このような表現は、在日中国人を人間以下の「虫けら」として扱うものであり、明らかに人種差別にあたるものだと考えられます。また、「有害有毒な」中国人を「排除」せよ、という表現からは、この文章がそもそも暴力的な排外主義を助長する意図を持って書かれたものである、と判断せざるを得ません。

 また西尾書評は、貴社もその遵守をうたっておられる新聞倫理綱領(http://sankei.jp/company/co_writer.html)、特にその中の「人権の尊重」(新聞は人間の尊厳に最高の敬意を払い、個人の名誉を重んじプライバシーに配慮する。報道を誤ったときはすみやかに訂正し、正当な理由もなく相手の名誉を傷つけたと判断したときは、反論の機会を提供するなど、適切な措置を講じる。)および「品格と節度」(公共的、文化的使命を果たすべき新聞は、いつでも、どこでも、だれもが、等しく読めるものでなければならない。記事、広告とも表現には品格を保つことが必要である。)に明確に違反していると考えます。
 在日中国人を「有害有毒な蟻」扱いする記事が、人間の尊厳に対して全く敬意を払っておらず、また正当な理由もなく在日中国人の名誉を傷つけるものであり、また同時に、天下の公器たる新聞にふさわしい品格と節度を備えた表現などでないことは、火を見るより明らかであると考えられるからです。

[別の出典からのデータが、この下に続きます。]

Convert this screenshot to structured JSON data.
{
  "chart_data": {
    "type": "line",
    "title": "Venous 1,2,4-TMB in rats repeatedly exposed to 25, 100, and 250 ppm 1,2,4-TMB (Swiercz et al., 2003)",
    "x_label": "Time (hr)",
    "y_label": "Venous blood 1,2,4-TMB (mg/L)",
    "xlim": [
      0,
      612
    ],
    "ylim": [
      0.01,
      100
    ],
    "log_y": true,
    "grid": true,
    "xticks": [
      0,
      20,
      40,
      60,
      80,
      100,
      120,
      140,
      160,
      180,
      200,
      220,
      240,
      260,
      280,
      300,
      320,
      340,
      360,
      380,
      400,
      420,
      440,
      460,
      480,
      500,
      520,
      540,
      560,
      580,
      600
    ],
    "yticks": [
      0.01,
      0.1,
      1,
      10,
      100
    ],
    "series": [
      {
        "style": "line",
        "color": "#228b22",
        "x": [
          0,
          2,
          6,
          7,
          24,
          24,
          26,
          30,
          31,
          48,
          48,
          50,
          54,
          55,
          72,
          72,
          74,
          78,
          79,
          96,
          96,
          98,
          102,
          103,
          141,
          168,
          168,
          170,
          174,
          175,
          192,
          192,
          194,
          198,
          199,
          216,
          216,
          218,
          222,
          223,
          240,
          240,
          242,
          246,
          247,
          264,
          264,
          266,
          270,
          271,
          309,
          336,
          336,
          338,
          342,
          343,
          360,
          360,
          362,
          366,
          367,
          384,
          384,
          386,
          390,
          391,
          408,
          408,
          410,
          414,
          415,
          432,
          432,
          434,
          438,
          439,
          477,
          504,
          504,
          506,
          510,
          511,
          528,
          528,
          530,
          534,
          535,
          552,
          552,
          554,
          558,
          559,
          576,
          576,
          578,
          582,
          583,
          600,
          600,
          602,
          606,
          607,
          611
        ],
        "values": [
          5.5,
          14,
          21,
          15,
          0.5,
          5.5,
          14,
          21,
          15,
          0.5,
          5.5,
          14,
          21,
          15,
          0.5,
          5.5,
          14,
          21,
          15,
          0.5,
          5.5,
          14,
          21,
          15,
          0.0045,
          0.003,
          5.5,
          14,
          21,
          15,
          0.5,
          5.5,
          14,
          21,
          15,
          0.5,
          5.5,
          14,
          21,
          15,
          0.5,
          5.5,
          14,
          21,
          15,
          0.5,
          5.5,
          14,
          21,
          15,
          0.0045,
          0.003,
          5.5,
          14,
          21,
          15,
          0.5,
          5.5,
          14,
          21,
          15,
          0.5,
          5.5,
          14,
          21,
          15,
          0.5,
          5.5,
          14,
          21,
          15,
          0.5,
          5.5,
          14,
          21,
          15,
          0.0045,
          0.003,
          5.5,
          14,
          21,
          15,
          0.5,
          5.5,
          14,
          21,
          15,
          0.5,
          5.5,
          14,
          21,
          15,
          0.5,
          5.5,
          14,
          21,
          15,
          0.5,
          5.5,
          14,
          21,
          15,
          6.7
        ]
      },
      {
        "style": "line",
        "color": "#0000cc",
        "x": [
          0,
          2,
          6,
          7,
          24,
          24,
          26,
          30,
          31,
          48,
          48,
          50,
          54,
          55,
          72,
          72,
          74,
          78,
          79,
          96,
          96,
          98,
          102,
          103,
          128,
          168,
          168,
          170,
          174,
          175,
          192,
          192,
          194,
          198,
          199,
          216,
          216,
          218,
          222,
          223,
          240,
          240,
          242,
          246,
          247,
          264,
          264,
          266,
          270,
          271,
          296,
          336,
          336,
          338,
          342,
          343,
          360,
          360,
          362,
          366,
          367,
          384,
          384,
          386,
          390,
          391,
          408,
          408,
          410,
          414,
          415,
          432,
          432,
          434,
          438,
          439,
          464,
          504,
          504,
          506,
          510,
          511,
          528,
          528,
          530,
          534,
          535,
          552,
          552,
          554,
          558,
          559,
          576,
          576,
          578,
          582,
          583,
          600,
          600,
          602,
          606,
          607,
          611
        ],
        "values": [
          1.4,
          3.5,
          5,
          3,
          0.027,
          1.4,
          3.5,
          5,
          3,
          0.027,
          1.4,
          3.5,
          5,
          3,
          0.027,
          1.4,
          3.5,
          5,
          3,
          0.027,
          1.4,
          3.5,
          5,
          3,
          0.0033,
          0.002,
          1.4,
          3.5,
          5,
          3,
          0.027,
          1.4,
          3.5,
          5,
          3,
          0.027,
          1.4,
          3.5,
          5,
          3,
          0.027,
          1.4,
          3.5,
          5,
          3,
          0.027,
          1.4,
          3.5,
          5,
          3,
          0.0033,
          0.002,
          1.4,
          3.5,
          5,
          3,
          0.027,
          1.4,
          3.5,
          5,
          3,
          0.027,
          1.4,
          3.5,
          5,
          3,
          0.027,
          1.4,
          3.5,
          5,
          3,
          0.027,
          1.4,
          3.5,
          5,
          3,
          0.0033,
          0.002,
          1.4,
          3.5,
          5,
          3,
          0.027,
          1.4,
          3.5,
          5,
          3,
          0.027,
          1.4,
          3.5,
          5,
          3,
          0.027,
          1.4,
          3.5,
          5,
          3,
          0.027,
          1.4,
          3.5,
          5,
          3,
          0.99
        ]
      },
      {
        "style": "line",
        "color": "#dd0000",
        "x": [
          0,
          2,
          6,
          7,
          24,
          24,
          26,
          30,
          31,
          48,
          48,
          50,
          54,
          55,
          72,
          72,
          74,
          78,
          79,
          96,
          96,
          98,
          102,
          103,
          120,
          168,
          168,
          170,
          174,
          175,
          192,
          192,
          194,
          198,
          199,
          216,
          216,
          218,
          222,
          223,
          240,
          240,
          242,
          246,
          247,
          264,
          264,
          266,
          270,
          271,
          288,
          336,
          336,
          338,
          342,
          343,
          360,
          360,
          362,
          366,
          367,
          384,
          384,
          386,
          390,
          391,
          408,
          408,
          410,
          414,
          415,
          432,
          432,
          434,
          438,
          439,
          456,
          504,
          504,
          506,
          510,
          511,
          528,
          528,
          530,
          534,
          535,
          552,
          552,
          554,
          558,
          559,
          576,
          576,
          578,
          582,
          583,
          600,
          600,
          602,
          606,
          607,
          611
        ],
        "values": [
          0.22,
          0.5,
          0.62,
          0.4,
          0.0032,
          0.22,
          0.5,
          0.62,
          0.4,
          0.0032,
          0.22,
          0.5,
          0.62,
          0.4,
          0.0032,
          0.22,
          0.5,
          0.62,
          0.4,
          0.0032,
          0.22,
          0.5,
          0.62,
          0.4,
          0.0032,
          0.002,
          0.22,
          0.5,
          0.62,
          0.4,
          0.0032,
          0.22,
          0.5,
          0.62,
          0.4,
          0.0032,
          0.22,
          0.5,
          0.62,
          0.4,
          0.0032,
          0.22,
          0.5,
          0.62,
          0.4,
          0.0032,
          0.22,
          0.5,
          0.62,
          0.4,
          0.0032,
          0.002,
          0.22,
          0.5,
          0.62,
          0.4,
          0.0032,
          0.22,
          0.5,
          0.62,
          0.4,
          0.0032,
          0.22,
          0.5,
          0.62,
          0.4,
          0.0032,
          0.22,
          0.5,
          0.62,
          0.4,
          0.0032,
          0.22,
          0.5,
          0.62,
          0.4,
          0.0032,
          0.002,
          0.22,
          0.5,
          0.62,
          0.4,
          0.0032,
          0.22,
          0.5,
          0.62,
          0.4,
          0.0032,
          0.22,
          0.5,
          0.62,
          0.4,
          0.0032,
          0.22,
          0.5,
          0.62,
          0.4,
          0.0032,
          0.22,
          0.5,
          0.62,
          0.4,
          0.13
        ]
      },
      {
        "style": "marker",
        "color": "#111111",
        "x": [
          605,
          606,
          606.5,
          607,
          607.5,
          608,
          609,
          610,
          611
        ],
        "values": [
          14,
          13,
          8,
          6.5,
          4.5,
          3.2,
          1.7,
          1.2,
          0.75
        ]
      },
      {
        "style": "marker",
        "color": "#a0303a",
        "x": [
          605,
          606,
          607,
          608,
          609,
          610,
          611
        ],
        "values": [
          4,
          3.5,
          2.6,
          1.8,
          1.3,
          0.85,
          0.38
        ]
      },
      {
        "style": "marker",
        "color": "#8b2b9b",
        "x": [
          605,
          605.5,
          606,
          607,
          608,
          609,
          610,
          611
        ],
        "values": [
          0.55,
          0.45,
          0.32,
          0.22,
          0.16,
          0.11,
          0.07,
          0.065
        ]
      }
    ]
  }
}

 また、このような書評をそのままチェックもなしに掲載してしまう、貴社の人種差別および人権問題に対する姿勢にも、大きな疑問を感じざるを得ません。明らかに暴力的な排外主義を助長する意図を持って書かれた文章をそのまま掲載するということは、貴社自体がそのような暴力的な排外主義を助長する意図を持っている、と判断せざるを得ないからです。

 以上のような観点から、一読者として貴紙に以下の点を要求したいと思います。

1.西尾書評の内容、およびそこに含まれている人種差別、人権侵害にあたると考えられる表現についての、貴社としての見解をお聞かせください。

2.上記のように、明確に「新聞倫理綱領」の精神に違反していると考えられる西尾書評を潔く撤回し、およびこのような書評を掲載したことに対する謝罪の文面を紙面にて公表することを要求いたします。

 以上の点について、誠実なご回答をお待ちいたします。

 なお、いただいたご回答は(回答いただけなかった場合はそのことも含め)、インターネットおよびその他の媒体などを通じて公開させていただきますので、その旨をあらかじめご了承いただきますようお願いいたします。